All of Retvizans guns were smoothbores and in 1858 they consisted of one 60-pounder gun on a pivot mount as a chase gun on the forecastle as well as two short 30-pounder guns and ten 30-pounder howitzers distributed between the forecastle and quarterdeck. On her upper deck the ship carried four long 30-pounders and 28 short 30-pounder guns. The armament of her lower deck consisted of twenty-eight 60-pounder shell guns and four long 30-pounder guns. In 1862, all of her 30-pounder weapons were replaced by 36-pounders of exactly the same type. Five years later, her armament was reduced to sixteen 60-pounder shell guns on the lower deck and 16 short 36-pounder guns on the upper deck.

The ship was laid down on 17 September 1854 at the New Admiralty Shipyard in St.
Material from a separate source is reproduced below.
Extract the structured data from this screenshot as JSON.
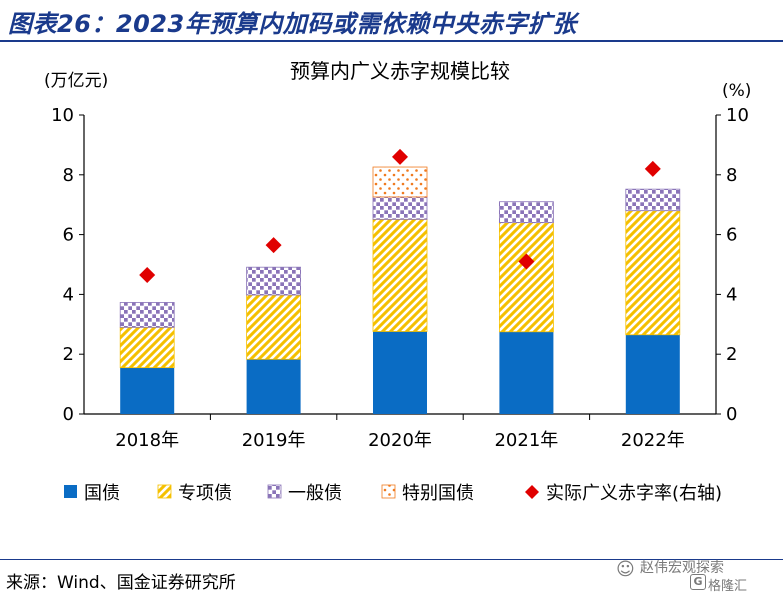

Petersburg and launched on 12 August 1854. Retvizan was named after the Swedish ship of the line Rättvisan (meaning The Justice) which was captured by the Russians at the Battle of Viborg Bay in 1790. She conducted her sea trials in 1857 and was deployed in the Mediterranean in 1858–59. The ship returned to the Baltic Sea afterward and cruised with the Baltic Fleet in 1860–62. Her engine was removed in 1863, and Retvizan was placed in reserve until 1874 when she became a gunnery training ship until she was stricken on 22 November 1880. Retvizan was considered the best ship of its type in the navy.